Le but de la demande d'agrément posé par la loi et/ou les statuts se trouve rempli dès lors que la cession a de facto permis le contrôle du 'nouvel' actionnaire, le capital étant devenant détenu à 100% par les actionnaires majoritaires de cette fermée.
2- Sur le rachat des actions
Si la cour observe que le schéma de sortie de Monsieur Philippe Z de la société BCC mis en place a consisté non dans le rachat de ses actions par les deux autres associés, ce qui eut été logique, mais par leur rachat indirect de celles-ci par leur acquisition par la société qui se trouvait dès lors racheter ses propres actions malgré la prohibition légale, elle observe que
- La sanction d'un rachat par une société de ses propres actions en dehors des exceptions prévues par le législateur n'est pas la nullité, dès lors que l'on ne se trouve pas dans la violation d'une disposition impérative de livre II du code de commerce ou des lois régissant les contrats mais celle de l'article L225-14 du code de commerce.

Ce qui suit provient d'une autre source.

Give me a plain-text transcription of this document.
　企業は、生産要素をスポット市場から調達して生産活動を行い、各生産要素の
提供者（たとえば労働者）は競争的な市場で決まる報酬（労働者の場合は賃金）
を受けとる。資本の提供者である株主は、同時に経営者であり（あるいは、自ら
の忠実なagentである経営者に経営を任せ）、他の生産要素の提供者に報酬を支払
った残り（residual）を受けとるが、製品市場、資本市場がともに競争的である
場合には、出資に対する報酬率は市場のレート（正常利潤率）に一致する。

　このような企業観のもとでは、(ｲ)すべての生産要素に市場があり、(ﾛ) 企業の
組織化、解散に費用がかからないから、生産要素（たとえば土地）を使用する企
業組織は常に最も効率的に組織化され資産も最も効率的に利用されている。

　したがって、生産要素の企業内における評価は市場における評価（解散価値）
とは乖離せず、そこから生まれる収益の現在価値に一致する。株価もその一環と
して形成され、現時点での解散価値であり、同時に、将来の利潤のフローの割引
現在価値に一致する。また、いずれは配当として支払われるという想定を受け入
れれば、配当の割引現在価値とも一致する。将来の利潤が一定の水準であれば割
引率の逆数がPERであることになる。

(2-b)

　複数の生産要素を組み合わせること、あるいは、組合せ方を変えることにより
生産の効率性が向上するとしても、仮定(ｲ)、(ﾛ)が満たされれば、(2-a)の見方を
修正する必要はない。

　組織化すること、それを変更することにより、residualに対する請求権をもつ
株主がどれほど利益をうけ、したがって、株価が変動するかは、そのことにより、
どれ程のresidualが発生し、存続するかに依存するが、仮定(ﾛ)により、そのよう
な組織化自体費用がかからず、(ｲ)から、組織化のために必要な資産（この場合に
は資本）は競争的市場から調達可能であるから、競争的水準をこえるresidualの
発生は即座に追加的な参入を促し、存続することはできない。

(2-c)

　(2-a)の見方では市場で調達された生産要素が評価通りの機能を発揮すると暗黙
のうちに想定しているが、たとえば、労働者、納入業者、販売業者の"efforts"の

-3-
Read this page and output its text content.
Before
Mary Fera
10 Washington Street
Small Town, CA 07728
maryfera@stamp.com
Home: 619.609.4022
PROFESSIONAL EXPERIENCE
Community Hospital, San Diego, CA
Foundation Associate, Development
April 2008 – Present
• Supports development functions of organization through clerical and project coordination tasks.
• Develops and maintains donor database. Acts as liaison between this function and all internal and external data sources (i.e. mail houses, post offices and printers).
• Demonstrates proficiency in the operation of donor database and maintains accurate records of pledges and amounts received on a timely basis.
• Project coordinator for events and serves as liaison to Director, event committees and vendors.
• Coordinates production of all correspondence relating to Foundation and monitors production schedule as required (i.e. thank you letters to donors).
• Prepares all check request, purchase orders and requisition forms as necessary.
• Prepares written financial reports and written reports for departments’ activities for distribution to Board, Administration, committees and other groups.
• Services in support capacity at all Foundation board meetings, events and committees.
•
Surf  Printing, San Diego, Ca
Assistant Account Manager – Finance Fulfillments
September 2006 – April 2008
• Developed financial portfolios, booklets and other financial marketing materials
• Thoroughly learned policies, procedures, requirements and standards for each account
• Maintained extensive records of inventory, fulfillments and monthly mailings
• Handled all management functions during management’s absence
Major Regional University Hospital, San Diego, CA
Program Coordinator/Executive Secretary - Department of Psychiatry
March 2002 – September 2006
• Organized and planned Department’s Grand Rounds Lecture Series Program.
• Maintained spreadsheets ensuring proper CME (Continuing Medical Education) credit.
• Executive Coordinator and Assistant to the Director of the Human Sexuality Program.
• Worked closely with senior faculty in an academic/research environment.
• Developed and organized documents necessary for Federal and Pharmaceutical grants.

- La prohibition et les conséquences applicables concernent non le cédant mais le cessionnaire qui, en agissant par le biais de ses associés subsistant et de sa gérante, cherche à échapper aux conséquences du contrat signé entre les parties, et que l'on ne saurait opposer à l'associé minoritaire et non gérant les obstacles au rachat par la société de ses propres actions,
- La bonne foi devant présider à l'exécution des engagements contractuels existe d'autant moins en l'espèce que si l'existence de la personnalité morale de la société BCC interpose l'écran sociétal entre les époux ... détenteur de 100% du capital social de BCC et Monsieur Philippe Z, cet écran leur permet surtout d'éviter de se voir opposer leur propre turpitude.
La cour infirmera donc le jugement en condamnant la société BIOMETRIE CAPITAL CONTRÔLE à verser à Monsieur Philippe Z la somme de la somme de 52.500euros, augmentée des intérêts au taux légal a compter de la date de la mise en demeure reçue le 26 mars 2011 et ce jusqu'à parfait paiement.

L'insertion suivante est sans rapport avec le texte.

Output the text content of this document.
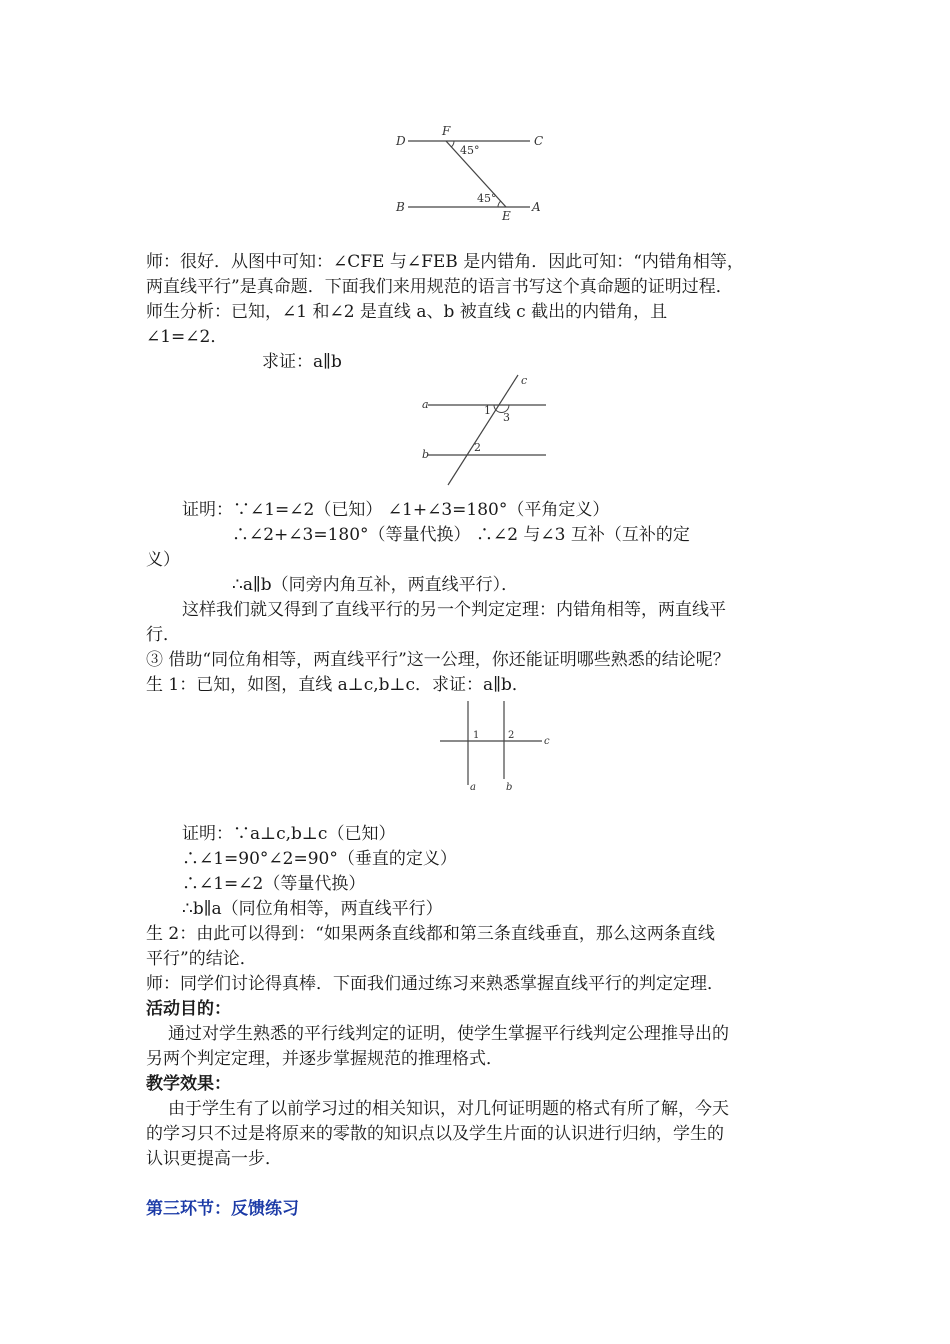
D
F
C
45°
45°
B
E
A
师：很好．从图中可知：∠CFE 与∠FEB 是内错角．因此可知：“内错角相等，
两直线平行”是真命题．下面我们来用规范的语言书写这个真命题的证明过程．
师生分析：已知，∠1 和∠2 是直线 a、b 被直线 c 截出的内错角，且
∠1=∠2．
求证：a∥b
a
b
c
1
3
2
证明：∵∠1=∠2（已知） ∠1+∠3=180°（平角定义）
∴∠2+∠3=180°（等量代换） ∴∠2 与∠3 互补（互补的定
义）
∴a∥b（同旁内角互补，两直线平行）．
这样我们就又得到了直线平行的另一个判定定理：内错角相等，两直线平
行．
③ 借助“同位角相等，两直线平行”这一公理，你还能证明哪些熟悉的结论呢？
生 1：已知，如图，直线 a⊥c,b⊥c．求证：a∥b．
1	2
c
a	b
证明：∵a⊥c,b⊥c（已知）
∴∠1=90°∠2=90°（垂直的定义）
∴∠1=∠2（等量代换）
∴b∥a（同位角相等，两直线平行）
生 2：由此可以得到：“如果两条直线都和第三条直线垂直，那么这两条直线
平行”的结论．
师：同学们讨论得真棒．下面我们通过练习来熟悉掌握直线平行的判定定理．
活动目的：
通过对学生熟悉的平行线判定的证明，使学生掌握平行线判定公理推导出的
另两个判定定理，并逐步掌握规范的推理格式．
教学效果：
由于学生有了以前学习过的相关知识，对几何证明题的格式有所了解，今天
的学习只不过是将原来的零散的知识点以及学生片面的认识进行归纳，学生的
认识更提高一步．
第三环节：反馈练习
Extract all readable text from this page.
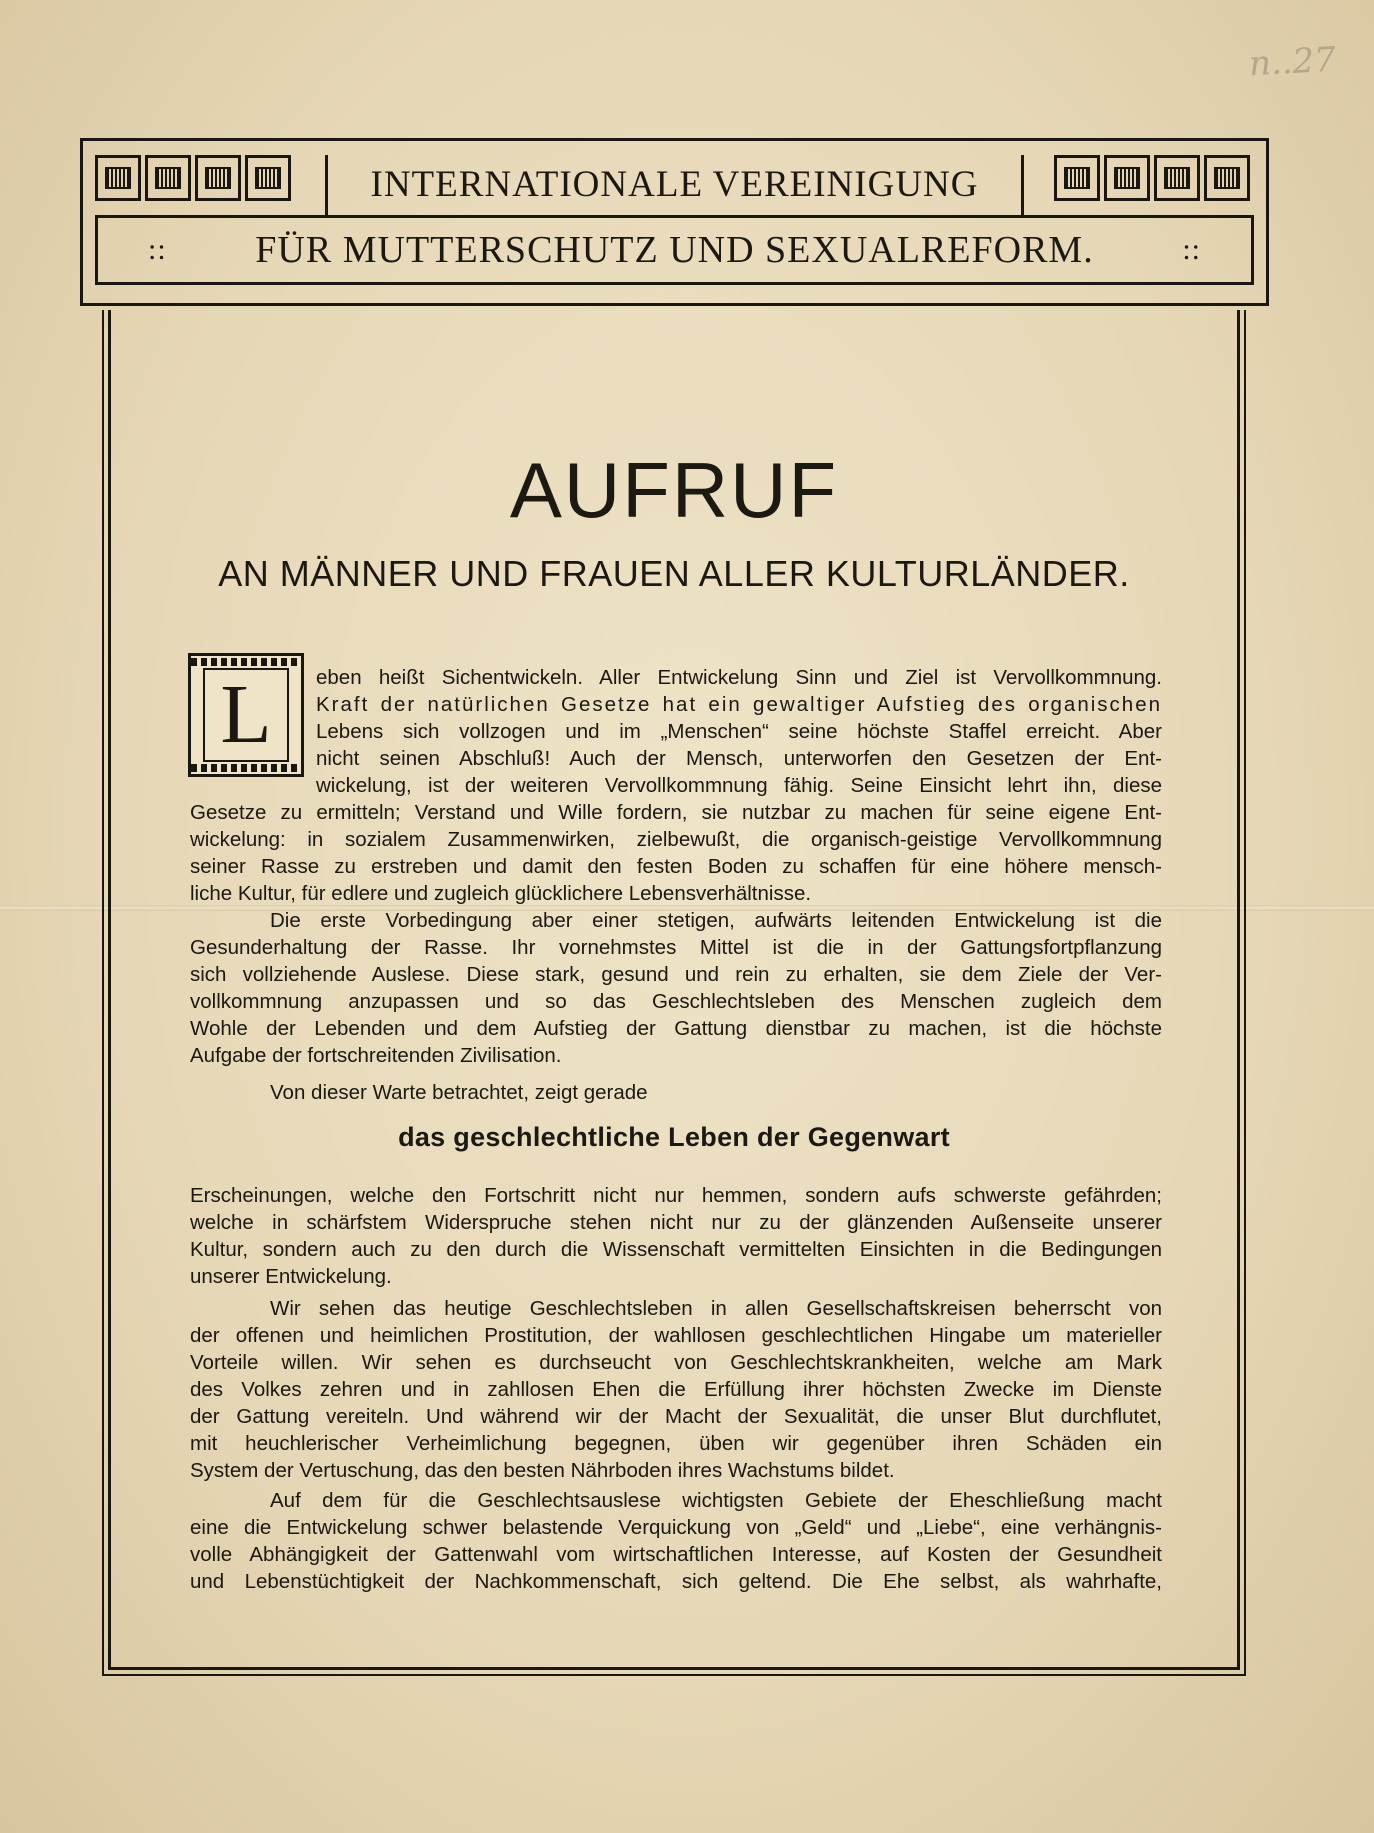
n..27
INTERNATIONALE VEREINIGUNG
:: FÜR MUTTERSCHUTZ UND SEXUALREFORM.	::
AUFRUF
AN MÄNNER UND FRAUEN ALLER KULTURLÄNDER.
L	eben heißt Sichentwickeln. Aller Entwickelung Sinn und Ziel ist Vervollkommnung.
Kraft der natürlichen Gesetze hat ein gewaltiger Aufstieg des organischen
Lebens sich vollzogen und im „Menschen“ seine höchste Staffel erreicht. Aber
nicht seinen Abschluß! Auch der Mensch, unterworfen den Gesetzen der Ent-
wickelung, ist der weiteren Vervollkommnung fähig. Seine Einsicht lehrt ihn, diese
Gesetze zu ermitteln; Verstand und Wille fordern, sie nutzbar zu machen für seine eigene Ent-
wickelung: in sozialem Zusammenwirken, zielbewußt, die organisch-geistige Vervollkommnung
seiner Rasse zu erstreben und damit den festen Boden zu schaffen für eine höhere mensch-
liche Kultur, für edlere und zugleich glücklichere Lebensverhältnisse.
Die erste Vorbedingung aber einer stetigen, aufwärts leitenden Entwickelung ist die
Gesunderhaltung der Rasse. Ihr vornehmstes Mittel ist die in der Gattungsfortpflanzung
sich vollziehende Auslese. Diese stark, gesund und rein zu erhalten, sie dem Ziele der Ver-
vollkommnung anzupassen und so das Geschlechtsleben des Menschen zugleich dem
Wohle der Lebenden und dem Aufstieg der Gattung dienstbar zu machen, ist die höchste
Aufgabe der fortschreitenden Zivilisation.
Von dieser Warte betrachtet, zeigt gerade
das geschlechtliche Leben der Gegenwart
Erscheinungen, welche den Fortschritt nicht nur hemmen, sondern aufs schwerste gefährden;
welche in schärfstem Widerspruche stehen nicht nur zu der glänzenden Außenseite unserer
Kultur, sondern auch zu den durch die Wissenschaft vermittelten Einsichten in die Bedingungen
unserer Entwickelung.
Wir sehen das heutige Geschlechtsleben in allen Gesellschaftskreisen beherrscht von
der offenen und heimlichen Prostitution, der wahllosen geschlechtlichen Hingabe um materieller
Vorteile willen. Wir sehen es durchseucht von Geschlechtskrankheiten, welche am Mark
des Volkes zehren und in zahllosen Ehen die Erfüllung ihrer höchsten Zwecke im Dienste
der Gattung vereiteln. Und während wir der Macht der Sexualität, die unser Blut durchflutet,
mit heuchlerischer Verheimlichung begegnen, üben wir gegenüber ihren Schäden ein
System der Vertuschung, das den besten Nährboden ihres Wachstums bildet.
Auf dem für die Geschlechtsauslese wichtigsten Gebiete der Eheschließung macht
eine die Entwickelung schwer belastende Verquickung von „Geld“ und „Liebe“, eine verhängnis-
volle Abhängigkeit der Gattenwahl vom wirtschaftlichen Interesse, auf Kosten der Gesundheit
und Lebenstüchtigkeit der Nachkommenschaft, sich geltend. Die Ehe selbst, als wahrhafte,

La cour rejettera les autres moyens comme inopérants, y compris la demande de délai de paiement de la société BIOMETRIE CAPITAL CONTRÔLE, dès lors que le protocole en cause remonte à l'année 2005.
Elle fera droit au regard des considérations susvisées à la demande de condamnation à la somme de 10.000euros formulée par Monsieur Philippe Z à titre de dommages et intérêts pour résistance abusive au paiement,
La cour ne fera droit qu'à la demande au titre de l'article 700 du Code de Procédure Civile de Monsieur Philippe Z à hauteur de 8.000euros,
Elle condamnera également la société BIOMETRIE CAPITAL CONTRÔLE aux dépens.

PAR CES MOTIFS
Infirme le jugement en date du 10 avril 2012 rendu par le tribunal de commerce de BOBIGNY. Condamne la société BIOMETRIE CAPITAL CONTRÔLE à verser à Monsieur
Philippe Z
- La somme de 52.500euros, augmentée des intérêts au taux légal a compter de la date de la mise en demeure reçue le 26 mars 2011 et ce jusqu'à parfait paiement.
- La somme de 10.000euros à titre de dommages et intérêts pour résistance abusive au paiement, - La somme de 8.000euros au titre de l'article 700 du Code de Procédure Civile,
Condamne la société BIOMETRIE CAPITAL CONTRÔLE aux dépens lesquels seront recouvrés selon les dispositions de l'article 699 du Code de Procédure Civile.